The Morning Report
San Diego news and info
you need to take on the day.
A motley, lively crowd from different neighborhoods and niches all over San Diego County descended on the Luce Loft in East Village last Wednesday for our second arts illumination event, A Meeting of the Minds. Six plugged-in speakers each had 20 images (displayed for just 20 seconds each) to highlight something in local arts and culture.
Some were delighted to hear about San Diego’s jazz history — “a part of San Diego that we’ve been missing,” said Bennett Peji, a city arts commissioner. Another attendee, Enrique Meza, said he enjoyed seeing the before-and-after pictures of Chicano Park, which is in the neighborhood where Meza lives.
Did you miss it, or want to jog your memory about something you heard? We’ll be posting videos of each presentation, thanks to our partners from the Media Arts Center San Diego.
You can watch the first three posted so far: Vanessa Dinning on the intersections of words, music and drama; Lynn Susholtz on the footprint of Eveoke Dance Theatre; and Constance White on the collection of public art at the Stuart Collection at UC San Diego.
You’re reading the Arts Report, our weekly compilation of the region’s arts and culture news.
Top of the List
• The Old Globe’s “August: Osage County” received the most honors at last night’s San Diego Critics Circle awards honoring the best in local theater. Among the winners you may remember following in Behind the Scene: The La Jolla Playhouse’s “Susurrus” picked up an award as a “special event,” the Playhouse’s “Jesus Christ Superstar” won best touring production and Jennifer Brawn Gittings won for her costume designs for “In the Next Room (or the vibrator play)” at San Diego Repertory Theatre.
• A list of the country’s top philanthropists includes a dozen arts donors, including Joan and Irwin Jacobs, who’ve given to the San Diego Symphony, and Conrad Prebys, who donated to San Diego Opera. (L.A. Times)
In case you missed it, I wrote a story last summer exploring the effect the Jacobs’ support of the symphony has had over the last decade.
• The School of Music and Dance at San Diego State turns 75 years old this year. (Daily Aztec)
• An unusual collaboration of dancers and musicians happened in San Diego last weekend.

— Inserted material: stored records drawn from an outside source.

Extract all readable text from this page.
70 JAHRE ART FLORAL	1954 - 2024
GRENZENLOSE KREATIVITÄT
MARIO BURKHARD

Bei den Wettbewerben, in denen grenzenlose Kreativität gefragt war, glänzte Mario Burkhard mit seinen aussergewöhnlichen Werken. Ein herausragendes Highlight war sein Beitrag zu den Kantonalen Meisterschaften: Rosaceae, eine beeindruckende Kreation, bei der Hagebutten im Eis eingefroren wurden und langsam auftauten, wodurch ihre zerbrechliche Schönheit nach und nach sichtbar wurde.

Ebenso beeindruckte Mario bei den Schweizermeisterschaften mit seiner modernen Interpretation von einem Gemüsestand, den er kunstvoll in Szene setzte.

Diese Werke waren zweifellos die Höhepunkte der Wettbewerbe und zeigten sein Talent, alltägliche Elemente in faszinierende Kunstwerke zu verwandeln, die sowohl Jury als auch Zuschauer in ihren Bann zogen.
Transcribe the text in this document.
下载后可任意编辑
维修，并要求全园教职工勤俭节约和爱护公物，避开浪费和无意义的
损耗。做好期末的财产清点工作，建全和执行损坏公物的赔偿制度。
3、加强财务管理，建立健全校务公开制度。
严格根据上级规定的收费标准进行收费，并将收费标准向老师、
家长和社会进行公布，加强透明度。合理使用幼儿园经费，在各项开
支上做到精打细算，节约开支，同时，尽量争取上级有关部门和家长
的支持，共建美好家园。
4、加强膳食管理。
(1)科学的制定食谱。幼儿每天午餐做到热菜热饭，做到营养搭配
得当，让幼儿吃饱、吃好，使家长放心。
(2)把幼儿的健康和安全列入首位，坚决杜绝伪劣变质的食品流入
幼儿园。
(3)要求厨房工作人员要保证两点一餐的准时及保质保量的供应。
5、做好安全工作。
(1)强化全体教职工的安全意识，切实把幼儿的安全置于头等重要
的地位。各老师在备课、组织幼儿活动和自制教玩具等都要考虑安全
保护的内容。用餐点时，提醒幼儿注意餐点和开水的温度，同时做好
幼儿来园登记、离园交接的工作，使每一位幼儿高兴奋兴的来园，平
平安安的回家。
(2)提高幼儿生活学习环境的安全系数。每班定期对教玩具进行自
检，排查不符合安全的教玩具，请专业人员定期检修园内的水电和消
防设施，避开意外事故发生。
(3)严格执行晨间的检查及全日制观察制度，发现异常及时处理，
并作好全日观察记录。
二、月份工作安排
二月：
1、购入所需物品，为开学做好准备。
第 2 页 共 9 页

The Bach Collegium San Diego performed pieces from Johann Sebastian Bach’s “The Art of the Fugue” while contemporary dancers performed alongside the 1700s-era composition. Choreographer Yolande Snaith is not used to creating dances with classical music, she told us. Listening to each instrument enter the piece of music is like following a kite string, she said. Once the kites get flying in the wind, it’s easy to lose track of the individual strings as the colorful kites dance.
Watch our video, produced with NBC 7 San Diego, to see how that feeling shows up in her dances.
• More than two million beads are encrusted on a Volkswagen Beetle in a celebration of indigenous and Mexican art; you can see the “Vochol” piece and a mural by the Writerz Blok collective for free at the San Diego Museum of Art through March 10. (U-T San Diego)
• As the company prepares for the West Coast premiere of Moby-Dick, a new opera, San Diego Opera staff tweeted a photograph of the sloped climbing wall the cast is using to practice on. A couple of months ago we brought you a sneak peek of the auditions for the tumblers and acrobats that will be swinging from and sliding down these rungs.
• You might recognize the artist behind a new statue at the Coronado Community Center — in “Home Alone,” he played “one of the blundering burglars tricked by a young Macaulay Culkin.” (U-T)
• The Jewish Film Festival’s 22nd season kicks off this week. (KPBS)
• More than 150 dancers from 15 international cultures will perform this weekend in the Nations of San Diego International Dance Festival. (North County Times) We visited a rehearsal last night and will post video later this week.
• National City native John Baldessari has a career-spanning collection of prints on display at the Museum of Contemporary Art San Diego. In a quick conversation with CityBeat, he remembers the San Diego art scene of the ’50s and ’60s as “not so great.”
• Twitter Stories, a stream of interesting stories on or about the social networking platform, linked to our live-tweet compilation of San Diego Opera’s “Salome” and included a great illustration of soprano Lise Lindstrom serenading a severed head.